The US Environmental Protection Agency (USEPA) has awarded research by the Flinders School of the Environment a top 10 spot in its ranking of 75 entries in the Nutrient Recycling Challenge.

Flinders environmental health honours graduate Jordan Phasey attended a forum for the top researchers in Washington DC, and also received an award at a reception at the White House.

The USEPA, with sponsorship from American primary industry, runs the international competition to identify promising technologies that can recycle nutrients from livestock waste and create valuable by-products

Mr Phasey, who works as a water quality expert for the Power and Water Corporation in the Northern Territory, completed an honours project on improving the process of removing algae from treated wastewater.

A research concept by Mr Phasey, written with Professor Howard Fallowfield and Belgian researcher Dr Dries Van Damme entitled Nutrient Recycling by Lime Treatment and Precipitation of Inorganic Salts, was submitted to the Challenge.

Professor Fallowfield said that after wastewater has been treated using algae, the algal biomass, present in the water as a suspended solids, needs to be retrieved in a way that is economical and energetically balanced.

“Jordan looked at novel ways to achieve chemical flocculation – getting the algae to clump together and drop out of the water,” Professor Fallowfield said.

He said that a relatively cheap and simple method of flocculation using slaked lime and magnesium chloride was successfully tested at the University’s trial wastewater pond at Kingston-on-Murray.
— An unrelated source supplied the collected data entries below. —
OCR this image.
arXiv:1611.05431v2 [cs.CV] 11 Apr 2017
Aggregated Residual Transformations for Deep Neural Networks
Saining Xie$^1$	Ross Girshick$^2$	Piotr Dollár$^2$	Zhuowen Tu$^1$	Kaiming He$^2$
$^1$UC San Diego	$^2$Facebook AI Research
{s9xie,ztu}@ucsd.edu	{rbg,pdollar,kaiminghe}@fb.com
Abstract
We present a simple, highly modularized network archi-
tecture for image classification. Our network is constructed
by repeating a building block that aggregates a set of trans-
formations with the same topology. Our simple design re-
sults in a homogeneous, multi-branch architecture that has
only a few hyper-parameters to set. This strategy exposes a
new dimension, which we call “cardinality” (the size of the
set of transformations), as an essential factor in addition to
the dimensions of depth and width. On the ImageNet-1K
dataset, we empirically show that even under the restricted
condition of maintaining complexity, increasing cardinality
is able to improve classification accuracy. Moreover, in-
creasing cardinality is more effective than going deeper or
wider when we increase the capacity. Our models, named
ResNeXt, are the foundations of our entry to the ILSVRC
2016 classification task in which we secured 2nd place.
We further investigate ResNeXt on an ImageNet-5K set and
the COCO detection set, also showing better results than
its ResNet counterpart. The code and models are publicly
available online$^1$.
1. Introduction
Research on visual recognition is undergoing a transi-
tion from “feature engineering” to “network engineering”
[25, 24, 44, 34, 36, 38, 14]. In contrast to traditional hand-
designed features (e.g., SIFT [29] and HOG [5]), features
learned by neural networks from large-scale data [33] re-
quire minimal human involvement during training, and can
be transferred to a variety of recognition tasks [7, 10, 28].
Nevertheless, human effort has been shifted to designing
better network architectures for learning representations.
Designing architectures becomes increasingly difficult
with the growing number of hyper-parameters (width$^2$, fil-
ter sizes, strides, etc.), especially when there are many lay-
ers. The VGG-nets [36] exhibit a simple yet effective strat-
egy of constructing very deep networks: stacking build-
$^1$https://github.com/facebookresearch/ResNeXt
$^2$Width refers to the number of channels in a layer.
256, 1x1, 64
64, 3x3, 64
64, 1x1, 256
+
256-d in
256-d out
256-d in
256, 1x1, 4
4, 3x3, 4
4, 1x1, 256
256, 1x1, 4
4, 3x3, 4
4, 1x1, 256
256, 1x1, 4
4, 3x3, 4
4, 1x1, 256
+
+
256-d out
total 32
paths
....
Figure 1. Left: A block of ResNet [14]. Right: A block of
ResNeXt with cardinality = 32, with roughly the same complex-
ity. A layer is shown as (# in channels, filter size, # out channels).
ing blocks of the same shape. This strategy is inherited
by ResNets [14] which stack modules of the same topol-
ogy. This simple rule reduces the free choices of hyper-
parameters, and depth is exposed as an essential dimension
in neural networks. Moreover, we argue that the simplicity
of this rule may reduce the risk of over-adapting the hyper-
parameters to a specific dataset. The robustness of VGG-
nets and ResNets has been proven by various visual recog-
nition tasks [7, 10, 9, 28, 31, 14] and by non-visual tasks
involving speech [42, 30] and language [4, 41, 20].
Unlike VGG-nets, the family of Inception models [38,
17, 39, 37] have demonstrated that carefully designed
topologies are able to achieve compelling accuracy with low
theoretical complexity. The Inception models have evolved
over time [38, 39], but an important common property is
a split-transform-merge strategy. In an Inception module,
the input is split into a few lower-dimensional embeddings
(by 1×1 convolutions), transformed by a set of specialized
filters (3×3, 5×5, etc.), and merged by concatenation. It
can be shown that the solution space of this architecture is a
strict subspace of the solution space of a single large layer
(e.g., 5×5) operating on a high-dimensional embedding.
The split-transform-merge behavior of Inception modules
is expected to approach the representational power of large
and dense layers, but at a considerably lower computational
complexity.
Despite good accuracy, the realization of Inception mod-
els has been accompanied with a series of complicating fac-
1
When harnessed to the University’s soon to be constructed, integrated experimental system of anaerobic and aerobic, algal treatment of modified pig slurry, the new flocculation method will enable harvesting of the algae and recovery of valuable nitrogen and phosphorus.

“You end up with a nitrogen and phosphorus-rich material that can be used as compost or fertiliser, or to generate methane energy,” Professor Fallowfield said.

He said the placing was not only a boost for the University’s international research standing in the field, but also created valuable opportunities for networking.

“The exciting thing is being exposed to other research from around the world, which gives you the opportunity to collaborate, to pick and mix with the winning technologies to get a better outcome.”